The grocery market is growing at its fastest rate since June last year at 1.1%.
The figure from Kantar Worldpanel, for the 12 weeks ending 1 February, have been credited to shoppers taking advantage of lower fuel prices, as well as the continuing price war among the supermarkets to increase their grocery spend. The major grocers have continued to “compete fiercely”, said Kantar, leading to like-for-like grocery prices falling by 1.2% - another record low.
Fraser McKevitt, head of retail and consumer insight at Kantar Worldpanel, said: “This has pushed the market into 1.1% growth, low by historical standards but a considerable improvement compared to November 2014, when the market contracted.
“Tesco returned to growth for the first time since January 2014, increasing sales by 0.3% compared to this time last year. Britain’s largest retailer is bouncing back from a tough year, with Dave Lewis’ efforts to overhaul the supermarket attracting an additional 236,000 shoppers into its stores in the past 12 weeks. Despite the increase in sales, Tesco’s overall market share fell to 29%, down by 0.2 percentage points compared to last year.”
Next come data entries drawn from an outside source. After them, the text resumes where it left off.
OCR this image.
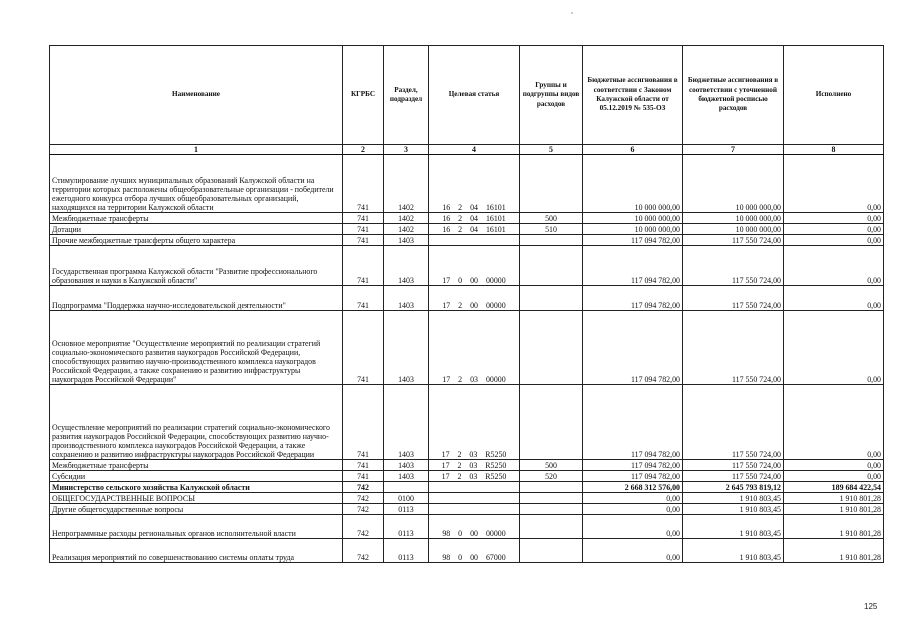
Наименование	КГРБС	Раздел, подраздел	Целевая статья	Группы и подгруппы видов расходов	Бюджетные ассигнования в соответствии с Законом Калужской области от 05.12.2019 № 535-ОЗ	Бюджетные ассигнования в соответствии с уточненной бюджетной росписью расходов	Исполнено
1	2	3	4	5	6	7	8
Стимулирование лучших муниципальных образований Калужской области на территории которых расположены общеобразовательные организации - победители ежегодного конкурса отбора лучших общеобразовательных организаций, находящихся на территории Калужской области	741	1402	16 2 04 16101		10 000 000,00	10 000 000,00	0,00
Межбюджетные трансферты	741	1402	16 2 04 16101	500	10 000 000,00	10 000 000,00	0,00
Дотации	741	1402	16 2 04 16101	510	10 000 000,00	10 000 000,00	0,00
Прочие межбюджетные трансферты общего характера	741	1403			117 094 782,00	117 550 724,00	0,00
Государственная программа Калужской области "Развитие профессионального образования и науки в Калужской области"	741	1403	17 0 00 00000		117 094 782,00	117 550 724,00	0,00
Подпрограмма "Поддержка научно-исследовательской деятельности"	741	1403	17 2 00 00000		117 094 782,00	117 550 724,00	0,00
Основное мероприятие "Осуществление мероприятий по реализации стратегий социально-экономического развития наукоградов Российской Федерации, способствующих развитию научно-производственного комплекса наукоградов Российской Федерации, а также сохранению и развитию инфраструктуры наукоградов Российской Федерации"	741	1403	17 2 03 00000		117 094 782,00	117 550 724,00	0,00
Осуществление мероприятий по реализации стратегий социально-экономического развития наукоградов Российской Федерации, способствующих развитию научно-производственного комплекса наукоградов Российской Федерации, а также сохранению и развитию инфраструктуры наукоградов Российской Федерации	741	1403	17 2 03 R5250		117 094 782,00	117 550 724,00	0,00
Межбюджетные трансферты	741	1403	17 2 03 R5250	500	117 094 782,00	117 550 724,00	0,00
Субсидии	741	1403	17 2 03 R5250	520	117 094 782,00	117 550 724,00	0,00
Министерство сельского хозяйства Калужской области	742				2 668 312 576,00	2 645 793 819,12	189 684 422,54
ОБЩЕГОСУДАРСТВЕННЫЕ ВОПРОСЫ	742	0100			0,00	1 910 803,45	1 910 801,28
Другие общегосударственные вопросы	742	0113			0,00	1 910 803,45	1 910 801,28
Непрограммные расходы региональных органов исполнительной власти	742	0113	98 0 00 00000		0,00	1 910 803,45	1 910 801,28
Реализация мероприятий по совершенствованию системы оплаты труда	742	0113	98 0 00 67000		0,00	1 910 803,45	1 910 801,28
125
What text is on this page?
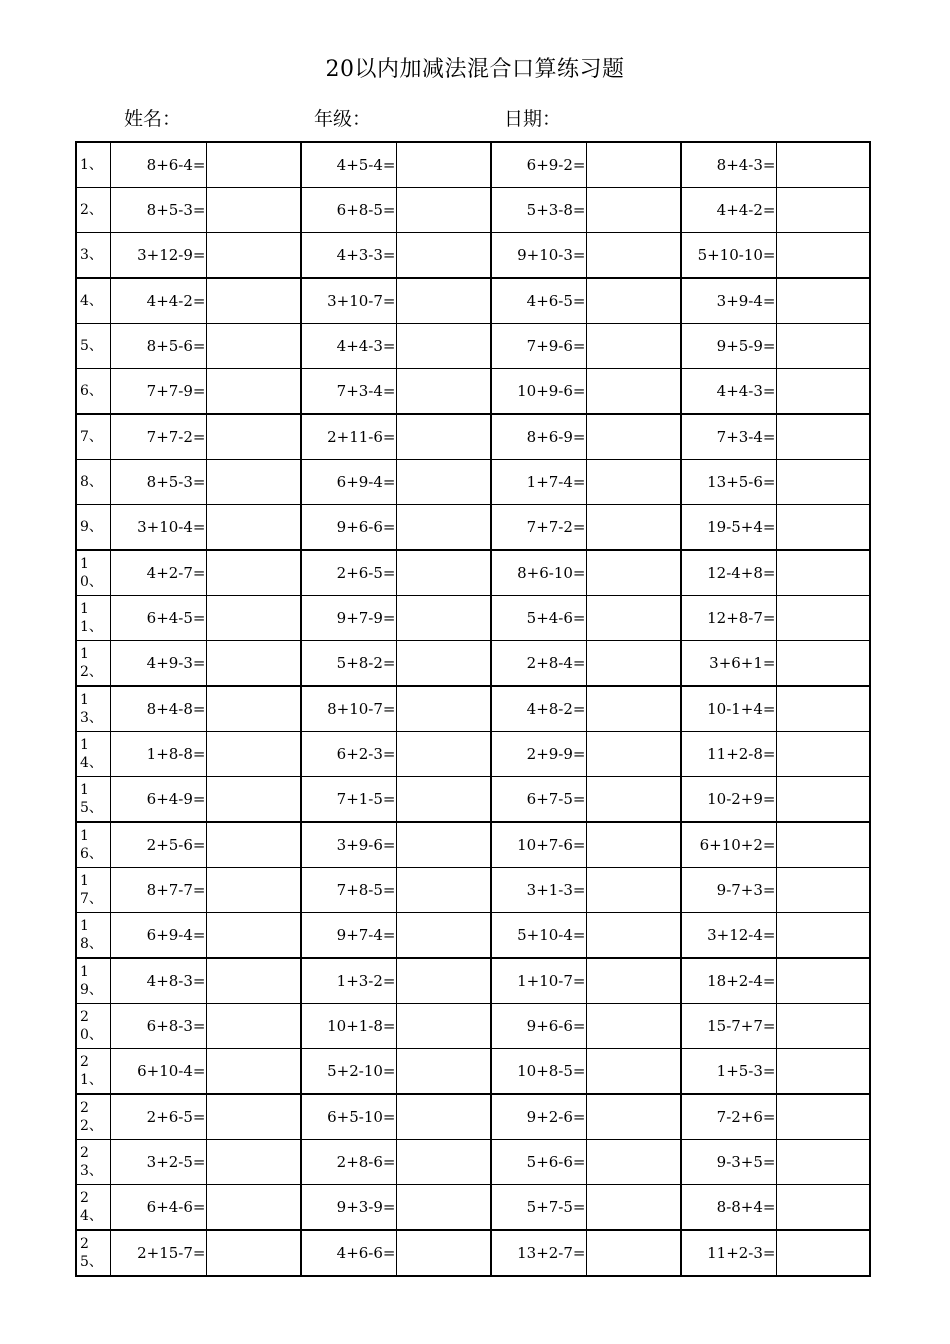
20以内加减法混合口算练习题
姓名：	年级：	日期：
1、	8+6-4=		4+5-4=		6+9-2=		8+4-3=	
2、	8+5-3=		6+8-5=		5+3-8=		4+4-2=	
3、	3+12-9=		4+3-3=		9+10-3=		5+10-10=	
4、	4+4-2=		3+10-7=		4+6-5=		3+9-4=	
5、	8+5-6=		4+4-3=		7+9-6=		9+5-9=	
6、	7+7-9=		7+3-4=		10+9-6=		4+4-3=	
7、	7+7-2=		2+11-6=		8+6-9=		7+3-4=	
8、	8+5-3=		6+9-4=		1+7-4=		13+5-6=	
9、	3+10-4=		9+6-6=		7+7-2=		19-5+4=	
10、	4+2-7=		2+6-5=		8+6-10=		12-4+8=	
11、	6+4-5=		9+7-9=		5+4-6=		12+8-7=	
12、	4+9-3=		5+8-2=		2+8-4=		3+6+1=	
13、	8+4-8=		8+10-7=		4+8-2=		10-1+4=	
14、	1+8-8=		6+2-3=		2+9-9=		11+2-8=	
15、	6+4-9=		7+1-5=		6+7-5=		10-2+9=	
16、	2+5-6=		3+9-6=		10+7-6=		6+10+2=	
17、	8+7-7=		7+8-5=		3+1-3=		9-7+3=	
18、	6+9-4=		9+7-4=		5+10-4=		3+12-4=	
19、	4+8-3=		1+3-2=		1+10-7=		18+2-4=	
20、	6+8-3=		10+1-8=		9+6-6=		15-7+7=	
21、	6+10-4=		5+2-10=		10+8-5=		1+5-3=	
22、	2+6-5=		6+5-10=		9+2-6=		7-2+6=	
23、	3+2-5=		2+8-6=		5+6-6=		9-3+5=	
24、	6+4-6=		9+3-9=		5+7-5=		8-8+4=	
25、	2+15-7=		4+6-6=		13+2-7=		11+2-3=	
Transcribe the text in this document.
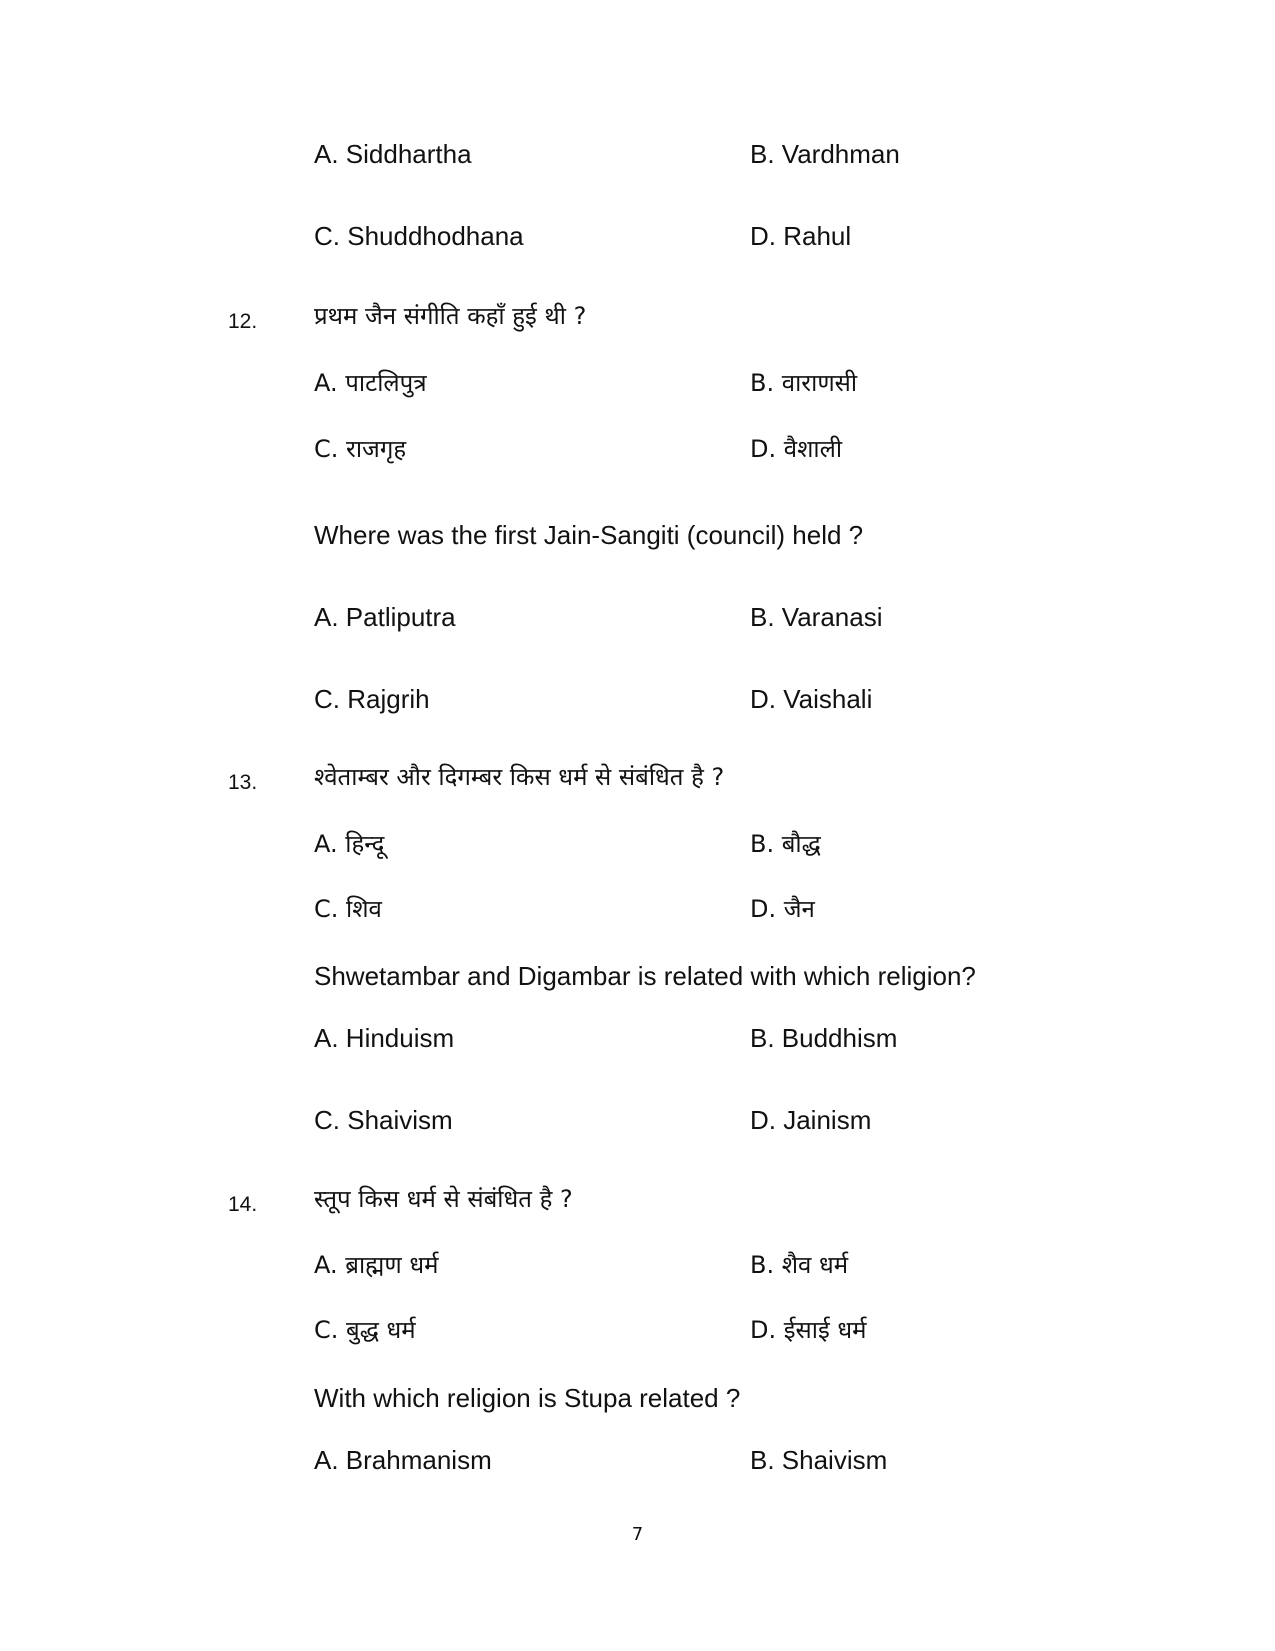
A. Siddhartha	B. Vardhman
C. Shuddhodhana	D. Rahul
12. प्रथम जैन संगीति कहाँ हुई थी ?
A. पाटलिपुत्र	B. वाराणसी
C. राजगृह	D. वैशाली
Where was the first Jain-Sangiti (council) held ?
A. Patliputra	B. Varanasi
C. Rajgrih	D. Vaishali
13. श्वेताम्बर और दिगम्बर किस धर्म से संबंधित है ?
A. हिन्दू	B. बौद्ध
C. शिव	D. जैन
Shwetambar and Digambar is related with which religion?
A. Hinduism	B. Buddhism
C. Shaivism	D. Jainism
14. स्तूप किस धर्म से संबंधित है ?
A. ब्राह्मण धर्म	B. शैव धर्म
C. बुद्ध धर्म	D. ईसाई धर्म
With which religion is Stupa related ?
A. Brahmanism	B. Shaivism
7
Asda reclaimed the title of second-largest retailer in this period with 16.9% of the market, overtaking Sainsbury’s, which usually performs most strongly at Christmas. Both grocers saw sales fall compared with a year ago – Asda by 1.7% and Sainsbury’s by 1% – while Morrisons’ sales fell by 0.4%, its best performance since December 2013.
At the premium end, Waitrose saw a sales rise of 7.2%, taking its overall share to 5.2%.
McKevitt said that discounters Aldi and Lidl would find their rapid growth levels difficult to match in 2015. “Aldi’s growth of 21.2% is still impressive, but a relative slowing from its 36% peak in April 2014,” he said. “Likewise, Lidl’s maximum growth of 24% in May last year is now down to 14.2%. Despite this slowdown, both retailers are still taking share from the other retailers – rising 0.8 percentage points and 0.4 percentage points respectively to 4.9% and 3.5%.”